A maioria dos adventistas está familiarizada com a descrição que Ellen White fez de Jesus como sendo “um em natureza, caráter e propósito” com Deus, o Pai (Patriarcas e Profetas [CPB, 2022], p. 9). O apóstolo João caracterizou a natureza e o caráter de Deus como sendo vida e luz (Jo 1:4, 5), enfatizando que a Palavra é a Fonte tanto da vida quanto da verdade eterna. Além disso, o evangelista afirmou que o “Verbo Se fez carne e habitou entre nós” (v. 14), resumindo a história do Natal, na qual o grande e eterno Deus Se torna uma criança indefesa. Depois que Ele cresce e toma consciência de Sua missão como o Messias, exerce Seu ministério terrestre por três anos e meio, pregando sobre o reino de Deus e preparando Seus discípulos para Sua morte. Então, Ele morre como sacrifício, o Cordeiro pascal, o Servo Sofredor, por cujas feridas fomos sarados (Is 53). No entanto, Ele não permanece morto! Como Ele mesmo afirmou: “Ninguém tira a Minha vida […] Tenho autoridade para entregá-la e também para reavê-la” (Jo 10:18). Esta declaração de Ellen White ecoa o texto bíblico: “Em Cristo, há vida original, não emprestada, não derivada. […] A divindade de Cristo é a certeza da vida eterna para aquele que crê” (O Desejado de Todas as Nações [CPB, 2022], p. 423, 424).

Deus, o Filho, em Seu papel de Salvador (1) é Todo-Poderoso, (2) nos ama e (3) é Ele mesmo a ponte de salvação que nos conecta com Deus. Somente o verdadeiro Deus pode realizar essas três tarefas da nossa salvação. Se Ele não fosse totalmente divino, Sua capacidade de salvar diminuiria. Portanto, vê-Lo como algo menos que um Ser totalmente divino reduz a nossa capacidade de compreender e desfrutar da Sua obra de salvação.

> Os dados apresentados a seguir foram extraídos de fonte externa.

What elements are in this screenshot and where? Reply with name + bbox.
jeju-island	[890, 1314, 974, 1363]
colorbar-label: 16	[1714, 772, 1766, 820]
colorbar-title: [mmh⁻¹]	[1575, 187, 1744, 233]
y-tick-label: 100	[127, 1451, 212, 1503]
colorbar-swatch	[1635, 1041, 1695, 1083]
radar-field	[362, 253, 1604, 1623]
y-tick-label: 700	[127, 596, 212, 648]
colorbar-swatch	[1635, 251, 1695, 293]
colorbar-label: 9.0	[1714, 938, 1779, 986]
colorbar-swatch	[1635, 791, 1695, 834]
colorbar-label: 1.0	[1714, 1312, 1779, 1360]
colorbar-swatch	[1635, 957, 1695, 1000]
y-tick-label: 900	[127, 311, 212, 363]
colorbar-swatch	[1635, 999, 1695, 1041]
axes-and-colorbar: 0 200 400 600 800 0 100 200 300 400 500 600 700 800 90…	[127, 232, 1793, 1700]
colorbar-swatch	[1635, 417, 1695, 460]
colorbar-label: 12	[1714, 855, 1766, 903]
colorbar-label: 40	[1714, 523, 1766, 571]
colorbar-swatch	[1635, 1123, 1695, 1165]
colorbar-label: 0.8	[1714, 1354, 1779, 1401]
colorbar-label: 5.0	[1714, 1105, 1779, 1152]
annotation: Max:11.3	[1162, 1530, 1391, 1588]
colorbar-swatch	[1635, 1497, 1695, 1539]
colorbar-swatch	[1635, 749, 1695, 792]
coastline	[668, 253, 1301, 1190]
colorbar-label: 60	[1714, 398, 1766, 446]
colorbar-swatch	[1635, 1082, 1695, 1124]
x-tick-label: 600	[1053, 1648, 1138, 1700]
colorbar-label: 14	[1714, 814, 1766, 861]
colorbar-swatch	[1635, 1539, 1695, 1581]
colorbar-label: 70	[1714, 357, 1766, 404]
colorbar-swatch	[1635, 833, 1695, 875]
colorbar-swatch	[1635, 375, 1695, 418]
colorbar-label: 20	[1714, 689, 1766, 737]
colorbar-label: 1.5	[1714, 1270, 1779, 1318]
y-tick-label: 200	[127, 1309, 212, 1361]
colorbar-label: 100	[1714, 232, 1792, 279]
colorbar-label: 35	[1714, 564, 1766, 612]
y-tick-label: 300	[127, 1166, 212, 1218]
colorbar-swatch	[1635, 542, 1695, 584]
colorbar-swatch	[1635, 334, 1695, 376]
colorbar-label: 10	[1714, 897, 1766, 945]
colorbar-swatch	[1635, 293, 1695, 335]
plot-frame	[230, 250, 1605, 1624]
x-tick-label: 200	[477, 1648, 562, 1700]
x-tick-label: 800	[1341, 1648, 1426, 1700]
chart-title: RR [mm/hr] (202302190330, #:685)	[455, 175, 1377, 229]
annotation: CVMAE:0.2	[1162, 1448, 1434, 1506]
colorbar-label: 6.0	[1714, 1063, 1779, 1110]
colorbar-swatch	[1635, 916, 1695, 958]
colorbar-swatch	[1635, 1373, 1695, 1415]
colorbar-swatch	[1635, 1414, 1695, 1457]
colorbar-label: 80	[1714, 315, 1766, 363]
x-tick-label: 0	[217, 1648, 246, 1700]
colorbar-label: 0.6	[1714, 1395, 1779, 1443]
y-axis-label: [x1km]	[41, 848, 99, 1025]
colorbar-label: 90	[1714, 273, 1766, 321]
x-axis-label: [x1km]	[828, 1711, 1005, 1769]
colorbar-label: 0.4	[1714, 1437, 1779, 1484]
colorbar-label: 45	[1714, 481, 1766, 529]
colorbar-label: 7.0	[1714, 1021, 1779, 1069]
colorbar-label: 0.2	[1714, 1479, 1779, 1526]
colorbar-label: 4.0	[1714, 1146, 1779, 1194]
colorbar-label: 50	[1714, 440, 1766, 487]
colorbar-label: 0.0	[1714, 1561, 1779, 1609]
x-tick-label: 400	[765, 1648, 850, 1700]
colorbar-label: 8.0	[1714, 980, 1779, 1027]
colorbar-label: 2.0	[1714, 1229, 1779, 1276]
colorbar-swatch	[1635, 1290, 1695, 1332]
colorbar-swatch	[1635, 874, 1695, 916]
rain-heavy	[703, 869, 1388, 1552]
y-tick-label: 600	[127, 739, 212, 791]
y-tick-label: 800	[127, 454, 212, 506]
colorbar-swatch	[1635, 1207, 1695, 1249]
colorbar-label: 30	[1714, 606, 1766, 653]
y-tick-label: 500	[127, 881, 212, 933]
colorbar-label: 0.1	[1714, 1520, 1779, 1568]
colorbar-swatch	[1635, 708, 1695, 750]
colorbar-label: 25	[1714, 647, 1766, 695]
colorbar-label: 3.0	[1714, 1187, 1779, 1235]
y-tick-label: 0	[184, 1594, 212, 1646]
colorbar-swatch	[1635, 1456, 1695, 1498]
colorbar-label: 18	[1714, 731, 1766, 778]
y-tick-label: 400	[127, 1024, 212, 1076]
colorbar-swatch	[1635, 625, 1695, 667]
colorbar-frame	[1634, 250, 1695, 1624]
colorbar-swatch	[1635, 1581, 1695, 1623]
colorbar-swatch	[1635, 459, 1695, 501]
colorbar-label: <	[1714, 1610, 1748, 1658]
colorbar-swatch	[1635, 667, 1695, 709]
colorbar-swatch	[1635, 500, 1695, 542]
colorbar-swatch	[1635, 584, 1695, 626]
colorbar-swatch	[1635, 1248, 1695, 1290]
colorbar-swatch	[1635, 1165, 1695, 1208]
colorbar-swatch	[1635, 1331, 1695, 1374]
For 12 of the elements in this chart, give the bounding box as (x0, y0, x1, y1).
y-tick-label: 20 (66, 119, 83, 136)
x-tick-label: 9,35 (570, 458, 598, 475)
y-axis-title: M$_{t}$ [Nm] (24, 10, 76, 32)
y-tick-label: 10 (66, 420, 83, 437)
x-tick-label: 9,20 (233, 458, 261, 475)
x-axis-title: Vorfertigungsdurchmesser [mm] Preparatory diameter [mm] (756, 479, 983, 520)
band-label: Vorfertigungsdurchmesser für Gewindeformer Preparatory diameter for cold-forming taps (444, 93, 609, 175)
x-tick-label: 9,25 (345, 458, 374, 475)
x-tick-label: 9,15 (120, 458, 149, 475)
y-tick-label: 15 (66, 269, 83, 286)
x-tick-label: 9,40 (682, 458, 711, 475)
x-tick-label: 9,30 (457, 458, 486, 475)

Conforme João 15:13 declara: “Ninguém tem amor maior do que este: de alguém dar a própria vida pelos Seus amigos.” 

Nota: Este artigo foi publicado originalmente em Perspective Digest, v. 25, n. 2, abril de 2020.

JOHN REEVE é professor de história eclesiástica no seminário teológico da Universidade Andrews, nos Estados Unidos

(Matéria de capa da Revista Adventista de abril/2024)

Última atualização em 5 de abril de 2024 por Márcio Tonetti.